Adam Grant, a professor at Wharton University of Pennsylvania led a University of Michigan study while he was a graduate student of a scholarship fundraising call center which suffered from a rejection rate of 93%.

Drawing on his earlier lessons of selling advertising space for his school newspaper as an under graduate, he realized he sold more ads for the publication when he motivated himself by thinking about all the people that the newspaper helped. He discovered that the more he saw the job as a way for him to make commissions on his sales, the less motivated he was. When he saw his role as being an advocate for those serviced by the newspaper, his motivation soared and he sold more ads.

Grant thought this experiment could work with the call center whose major objective was to bring in more donations for scholarships. He brought in a student who testified to center volunteers about how much his scholarship changed his life and prepared him for a teaching career working with disadvantaged students.

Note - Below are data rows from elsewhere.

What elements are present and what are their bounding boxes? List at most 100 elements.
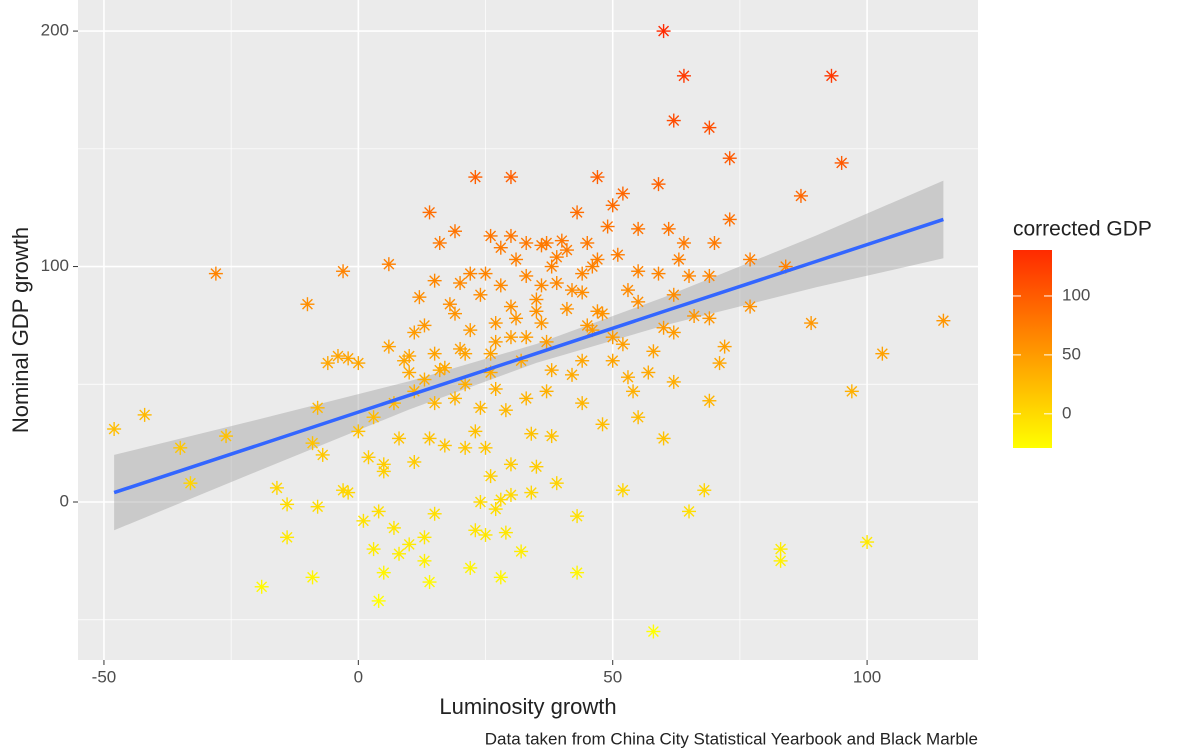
point-stroke xyxy=(459,442,471,454)
point-stroke xyxy=(342,352,354,364)
point-stroke xyxy=(861,536,873,548)
point-stroke xyxy=(836,157,848,169)
point-stroke xyxy=(449,308,461,320)
x-tick-label: -50 xyxy=(92,667,117,686)
point-stroke xyxy=(388,522,400,534)
point xyxy=(743,299,758,314)
point xyxy=(580,318,595,333)
point xyxy=(549,276,564,291)
point-stroke xyxy=(419,374,430,386)
point-stroke xyxy=(744,301,756,313)
point-stroke xyxy=(530,305,542,317)
point xyxy=(824,68,839,83)
point-stroke xyxy=(474,402,486,414)
point-stroke xyxy=(510,254,522,265)
point-stroke xyxy=(576,355,588,367)
point-stroke xyxy=(571,510,583,522)
point-stroke xyxy=(469,425,481,437)
point xyxy=(305,436,320,451)
point xyxy=(671,252,686,267)
point xyxy=(773,553,788,568)
point-stroke xyxy=(678,70,690,82)
point-stroke xyxy=(505,458,517,470)
point xyxy=(407,454,422,469)
point xyxy=(651,177,666,192)
point xyxy=(417,530,432,545)
point-stroke xyxy=(485,230,497,242)
point xyxy=(559,301,574,316)
point-stroke xyxy=(357,515,369,527)
point-stroke xyxy=(683,505,695,517)
point xyxy=(483,228,498,243)
point xyxy=(447,306,462,321)
point xyxy=(534,316,549,331)
point-stroke xyxy=(459,378,471,390)
point-stroke xyxy=(581,319,593,331)
point xyxy=(463,323,478,338)
point-stroke xyxy=(469,171,481,183)
point-stroke xyxy=(703,395,715,407)
point xyxy=(666,287,681,302)
point xyxy=(478,527,493,542)
point xyxy=(493,278,508,293)
point-stroke xyxy=(724,214,736,225)
y-tick-label: 0 xyxy=(60,491,69,510)
point xyxy=(626,384,641,399)
point-stroke xyxy=(485,348,497,360)
point-stroke xyxy=(474,289,486,301)
point xyxy=(519,268,534,283)
point xyxy=(524,485,539,500)
point-stroke xyxy=(368,543,380,555)
point xyxy=(392,431,407,446)
point-stroke xyxy=(536,279,547,291)
point-stroke xyxy=(780,261,792,272)
point-stroke xyxy=(566,284,578,296)
point xyxy=(534,238,549,253)
point xyxy=(503,170,518,185)
point xyxy=(493,492,508,507)
point-stroke xyxy=(373,505,385,517)
point-stroke xyxy=(632,296,644,308)
point xyxy=(463,560,478,575)
point-stroke xyxy=(490,336,502,348)
point-stroke xyxy=(403,367,415,378)
y-axis-title: Nominal GDP growth xyxy=(8,227,33,433)
point-stroke xyxy=(490,383,502,395)
point-stroke xyxy=(429,397,441,409)
point-stroke xyxy=(505,230,517,242)
point-stroke xyxy=(174,442,186,454)
point xyxy=(514,544,529,559)
y-tick-label: 100 xyxy=(41,256,69,275)
point-stroke xyxy=(617,338,629,350)
point-stroke xyxy=(617,188,629,199)
point xyxy=(427,396,442,411)
point-stroke xyxy=(434,364,446,376)
point xyxy=(458,346,473,361)
point-stroke xyxy=(525,487,537,499)
point xyxy=(605,330,620,345)
point-stroke xyxy=(876,348,888,360)
point-stroke xyxy=(383,258,395,270)
point-stroke xyxy=(632,265,644,277)
point xyxy=(468,523,483,538)
point-stroke xyxy=(505,489,517,501)
colorbar xyxy=(1013,250,1052,448)
point xyxy=(712,356,727,371)
point xyxy=(524,426,539,441)
point-stroke xyxy=(383,341,395,353)
point-stroke xyxy=(398,355,410,367)
point-stroke xyxy=(520,270,532,282)
point-stroke xyxy=(663,223,675,235)
point xyxy=(804,316,819,331)
panel xyxy=(78,0,978,660)
point-stroke xyxy=(424,576,435,588)
point-stroke xyxy=(622,284,634,296)
point xyxy=(503,457,518,472)
point-stroke xyxy=(714,357,725,369)
point xyxy=(615,483,630,498)
point xyxy=(488,316,503,331)
point xyxy=(397,353,412,368)
point-stroke xyxy=(561,303,573,315)
point xyxy=(793,188,808,203)
point-stroke xyxy=(444,298,456,310)
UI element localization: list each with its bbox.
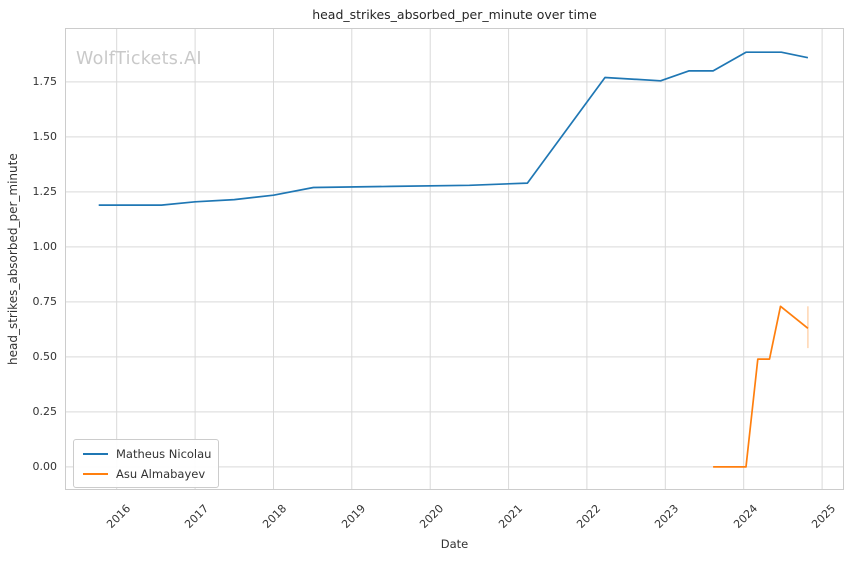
watermark: WolfTickets.AI (76, 49, 202, 69)
chart-canvas (65, 28, 844, 490)
y-tick-label: 1.25 (32, 184, 58, 198)
y-tick-label: 0.50 (32, 349, 58, 363)
y-tick-label: 1.00 (32, 239, 58, 253)
plot-border (65, 28, 844, 490)
legend-item: Asu Almabayev (83, 466, 209, 481)
legend-label: Asu Almabayev (116, 466, 206, 481)
series-line-1 (713, 305, 809, 468)
series-line-0 (98, 51, 809, 206)
legend-line-swatch (83, 472, 108, 475)
legend-label: Matheus Nicolau (116, 446, 212, 461)
y-tick-label: 0.25 (32, 404, 58, 418)
y-axis-label: head_strikes_absorbed_per_minute (6, 153, 20, 365)
legend-line-swatch (83, 452, 108, 455)
chart-title: head_strikes_absorbed_per_minute over ti… (312, 7, 597, 22)
y-tick-label: 1.75 (32, 74, 58, 88)
plot-area (65, 28, 844, 490)
legend: Matheus Nicolau Asu Almabayev (73, 439, 219, 488)
y-tick-label: 0.00 (32, 459, 58, 473)
y-tick-label: 0.75 (32, 294, 58, 308)
legend-item: Matheus Nicolau (83, 446, 212, 461)
y-tick-label: 1.50 (32, 129, 58, 143)
x-axis-label: Date (440, 537, 469, 551)
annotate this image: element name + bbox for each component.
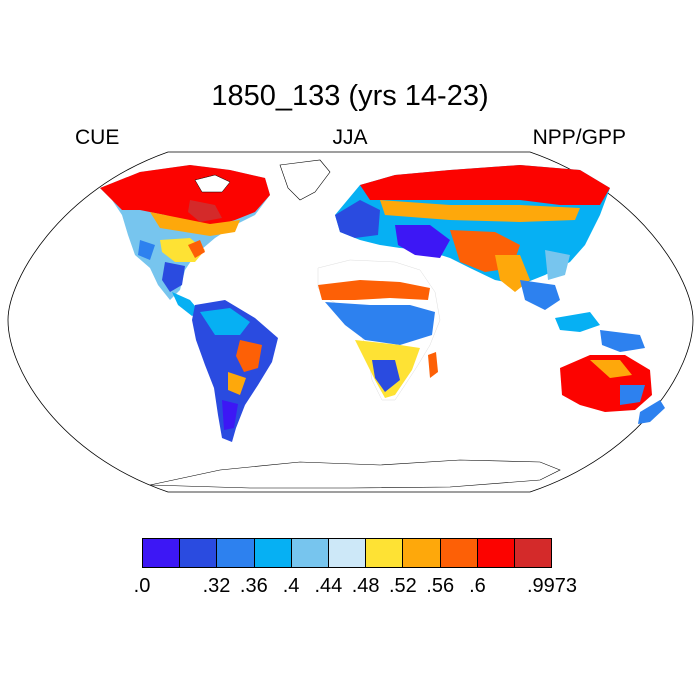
colorbar-tick-label: .9973	[526, 575, 578, 597]
colorbar-tick-label: .48	[351, 575, 380, 597]
colorbar-tick-label: .36	[239, 575, 268, 597]
colorbar-tick-label: .0	[133, 575, 151, 597]
variable-label: CUE	[75, 126, 120, 149]
colorbar-swatch	[217, 539, 255, 567]
north-america	[100, 165, 270, 316]
colorbar-swatch	[291, 539, 329, 567]
colorbar-tick-label: .4	[282, 575, 300, 597]
africa	[317, 259, 441, 401]
colorbar-tick-label: .44	[314, 575, 343, 597]
eurasia	[335, 165, 610, 310]
new-zealand	[638, 400, 665, 424]
south-america	[192, 300, 278, 442]
colorbar-swatch	[477, 539, 515, 567]
greenland	[279, 159, 331, 201]
maritime-southeast-asia	[555, 312, 645, 352]
season-label: JJA	[332, 126, 368, 149]
colorbar-tick-label: .52	[389, 575, 417, 597]
colorbar	[142, 538, 552, 568]
colorbar-swatch	[328, 539, 367, 567]
colorbar-swatch	[403, 539, 441, 567]
colorbar-swatch	[143, 539, 181, 567]
madagascar	[428, 352, 438, 378]
colorbar-tick-label: .32	[202, 575, 231, 597]
colorbar-swatch	[180, 539, 218, 567]
colorbar-swatch	[514, 539, 552, 567]
colorbar-tick-label: .6	[469, 575, 486, 597]
colorbar-tick-label: .56	[426, 575, 455, 597]
colorbar-swatch	[254, 539, 292, 567]
australia	[560, 355, 652, 412]
colorbar-swatch	[366, 539, 404, 567]
colorbar-swatch	[440, 539, 478, 567]
units-label: NPP/GPP	[532, 126, 626, 149]
map-title: 1850_133 (yrs 14-23)	[211, 80, 489, 112]
antarctica	[149, 459, 561, 489]
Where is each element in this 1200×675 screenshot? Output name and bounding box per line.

A month later, Grant saw a surprising shift in the productivity of the call center. Phone time increased by 142% and revenue increased by 171%. He continued the practice of helping call center staff connect with the beneficiaries of their work by showing them thank you letters from students who received scholarships.

(5) Lesson: Knowing our work helps others increases our unconscious motivation.

Teresa Amabile, an Edsel Bryant Ford Professor of Business Administration in the Entrepreneurial Management Unit at Harvard Business School, led a study that provided 460 works of art to an independent group of evaluators. The collection of art was equally split between commissioned and non-commissioned works. The team’s findings were startling. The non-commissioned art was judged more creative than the commissioned pieces.

(6) Lesson: When we put restraints and limitations on our employees, their creativity and productivity go down.

These studies show that the more we let our people go as opposed to shackling them to their desks, the more productive they will be. Good luck in finding your autonomy, mastery and purpose in the public space. I know some underserved taxpayers and an angry electorate that are waiting on the results.